Quando convidada ao gabinete pelo líder político, notei que o interlocutor queria colocar fim no diálogo público, para não se expor. Além disso, o convite "venha ao meu gabinete..." soa como forma de demonstrar quem tem o poder.
Recentemente, um agente público ordenou medida que me pareceu arbitrária, num ato de fiscalização de manifestação política. Afinal, a informação publicizada pelos manifestantes era de que haviam impedido parte da mobilização proposta, com discursos e paradas em pontos estratégicos, por conta de um suposto decreto municipal inexistente até hoje. Puseram a pauta nas redes sociais e comentei: "parece arbitrário". O agente público me questionou o motivo da opinião. Troca de comentários para lá e pra cá, até o momento o agente não informou qual a legalidade do ato ordenado por ele, apesar de várias indagações a respeito, que se fossem respondidas colocariam areia sobre a discussão. Insisti e finalmente a frase mágica: "venha ao meu gabinete... te mostrarei todos os documentos".

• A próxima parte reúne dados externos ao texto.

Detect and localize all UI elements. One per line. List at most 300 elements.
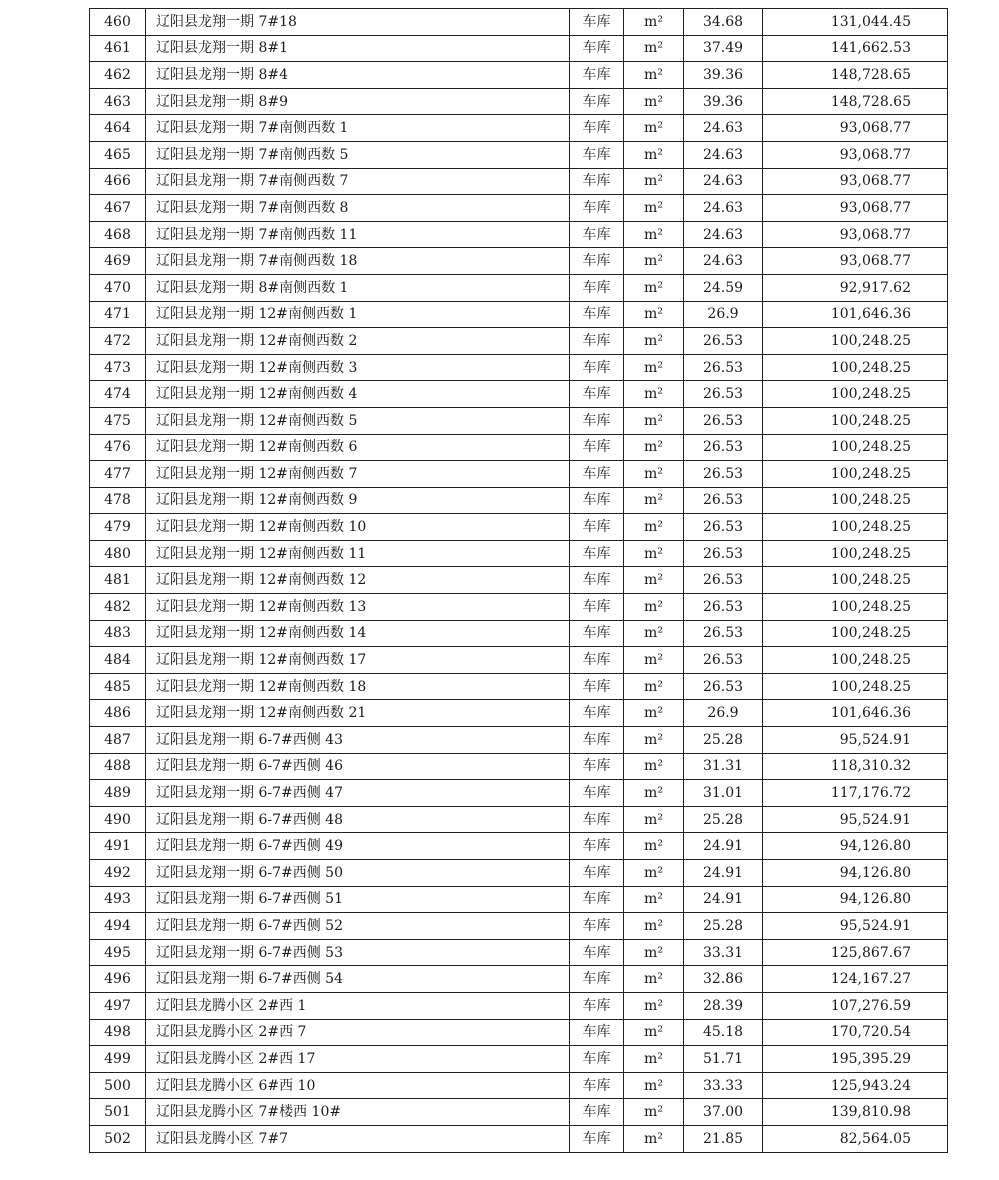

Assim, além de demonstrar poder, esse convite é uma forma de intimidação. Coisa não muito sensata numa democracia.
Espero que surjam sentidos melhores para "gabinete", como gabinete do orçamento participativo, gabinete de participação popular, gabinete de projetos e cidadania... De portas abertas à população.
No mais, os sentidos estão anacrônicos e autoritários em sua maioria.